Deborah Mann’s 1975 commencement address offers a unique insight into the day-to-day experience of a Bowdoin woman in the first full graduating class (Document AK, 30). Mann describes some of the more flagrant misogyny remaining on the formerly all-male campus as well as the remarkable tenacity and courage with which this prejudice was met by these early Bowdoin women.
Mann includes an intriguing anecdote that demonstrates some of this discrimination: “An upperclassman, somewhat put out, once told me that he hoped I didn’t misunderstand – he didn’t hate me personally, he simply hated me as a co-ed.” As disturbing as this comment may seem, Mann’s real message is that, “The courage of those first cheerleaders, actresses and champions of the cause of women’s liberation cannot be overestimated.” She laments the “fish bowl” nature of the still male-controlled community at Bowdoin, claiming that “Visibility was something to be avoided […] but notoriety invited instant and universal derision, fame or whatever was deemed warranted by the male student body.” Mann also discusses the tremendous party and alcohol scene – so often cited as a partial impetus behind coeducation in the first place – plus the tenuous dynamic between Bowdoin women and women attending nearby Westbrook College who arrived on weekends to participate in social events, only to leave again each Sunday.
Gratefully, Mann eventually writes, “[…] the female portion of the student body was becoming too large to be teased and taunted with such nonchalance.” With this shift came a lessening of some female solidarity, as the common male enemy, as it were, was no longer behaving quite so terribly.
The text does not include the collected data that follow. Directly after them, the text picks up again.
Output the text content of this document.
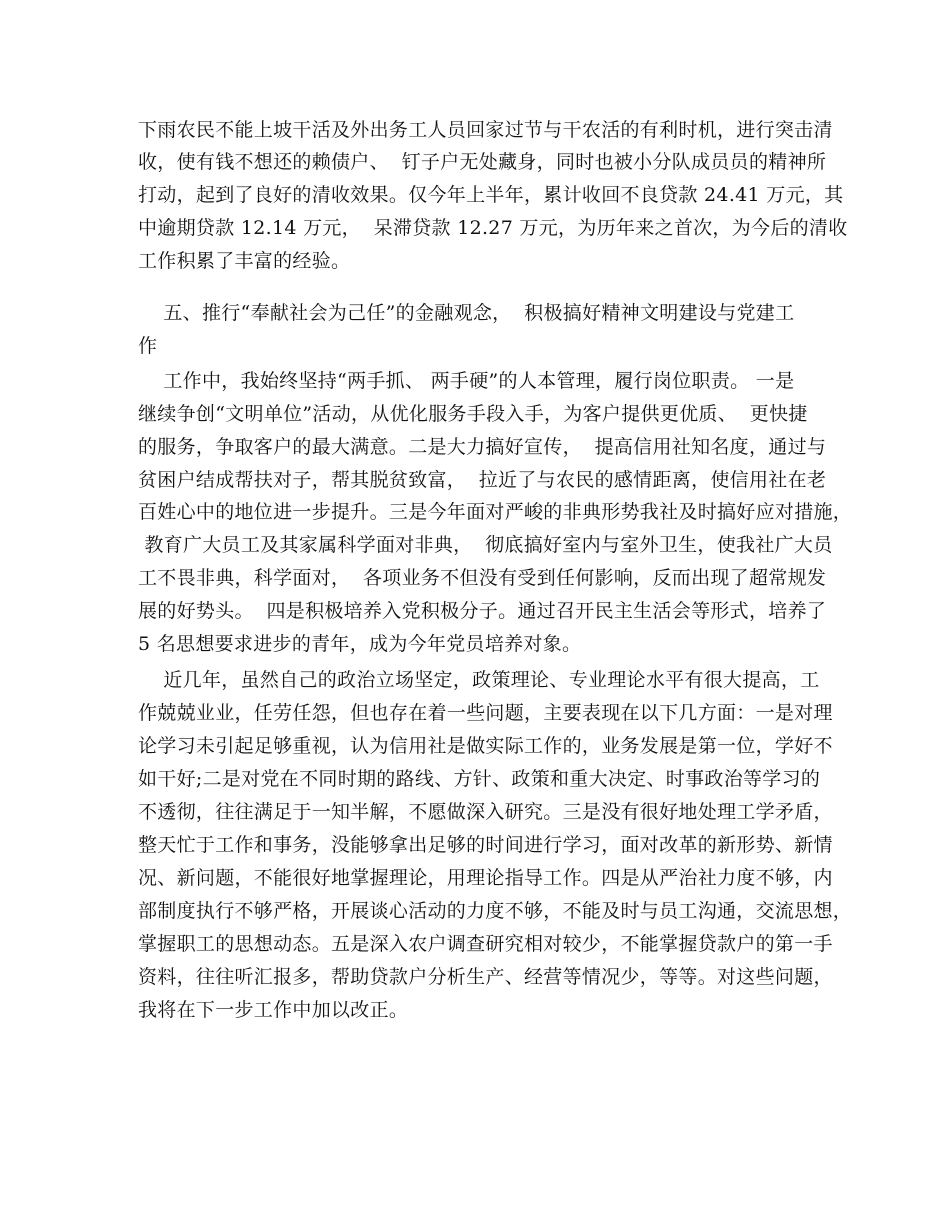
下雨农民不能上坡干活及外出务工人员回家过节与干农活的有利时机，进行突击清
收，使有钱不想还的赖债户、  钉子户无处藏身，同时也被小分队成员员的精神所
打动，起到了良好的清收效果。仅今年上半年，累计收回不良贷款 24.41 万元，其
中逾期贷款 12.14 万元，  呆滞贷款 12.27 万元，为历年来之首次，为今后的清收
工作积累了丰富的经验。
五、推行“奉献社会为己任”的金融观念，  积极搞好精神文明建设与党建工
作
工作中，我始终坚持“两手抓、 两手硬”的人本管理，履行岗位职责。 一是
继续争创“文明单位”活动，从优化服务手段入手，为客户提供更优质、  更快捷
的服务，争取客户的最大满意。二是大力搞好宣传，  提高信用社知名度，通过与
贫困户结成帮扶对子，帮其脱贫致富，  拉近了与农民的感情距离，使信用社在老
百姓心中的地位进一步提升。三是今年面对严峻的非典形势我社及时搞好应对措施，
教育广大员工及其家属科学面对非典，  彻底搞好室内与室外卫生，使我社广大员
工不畏非典，科学面对，  各项业务不但没有受到任何影响，反而出现了超常规发
展的好势头。  四是积极培养入党积极分子。通过召开民主生活会等形式，培养了
5 名思想要求进步的青年，成为今年党员培养对象。
近几年，虽然自己的政治立场坚定，政策理论、专业理论水平有很大提高，工
作兢兢业业，任劳任怨，但也存在着一些问题，主要表现在以下几方面：一是对理
论学习未引起足够重视，认为信用社是做实际工作的，业务发展是第一位，学好不
如干好;二是对党在不同时期的路线、方针、政策和重大决定、时事政治等学习的
不透彻，往往满足于一知半解，不愿做深入研究。三是没有很好地处理工学矛盾，
整天忙于工作和事务，没能够拿出足够的时间进行学习，面对改革的新形势、新情
况、新问题，不能很好地掌握理论，用理论指导工作。四是从严治社力度不够，内
部制度执行不够严格，开展谈心活动的力度不够，不能及时与员工沟通，交流思想，
掌握职工的思想动态。五是深入农户调查研究相对较少，不能掌握贷款户的第一手
资料，往往听汇报多，帮助贷款户分析生产、经营等情况少，等等。对这些问题，
我将在下一步工作中加以改正。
Interestingly, many of the men with whom we have spoken for this project have indicated that while coeducation was important, many other issues eclipsed coeducation as the issue of the day, such as social unrest, the Vietnam war, and the growing drug culture. Mann, however, puts it differently: “Those of us who had had no serious concern with women’s liberation were forced into having no other preoccupation in that first year.”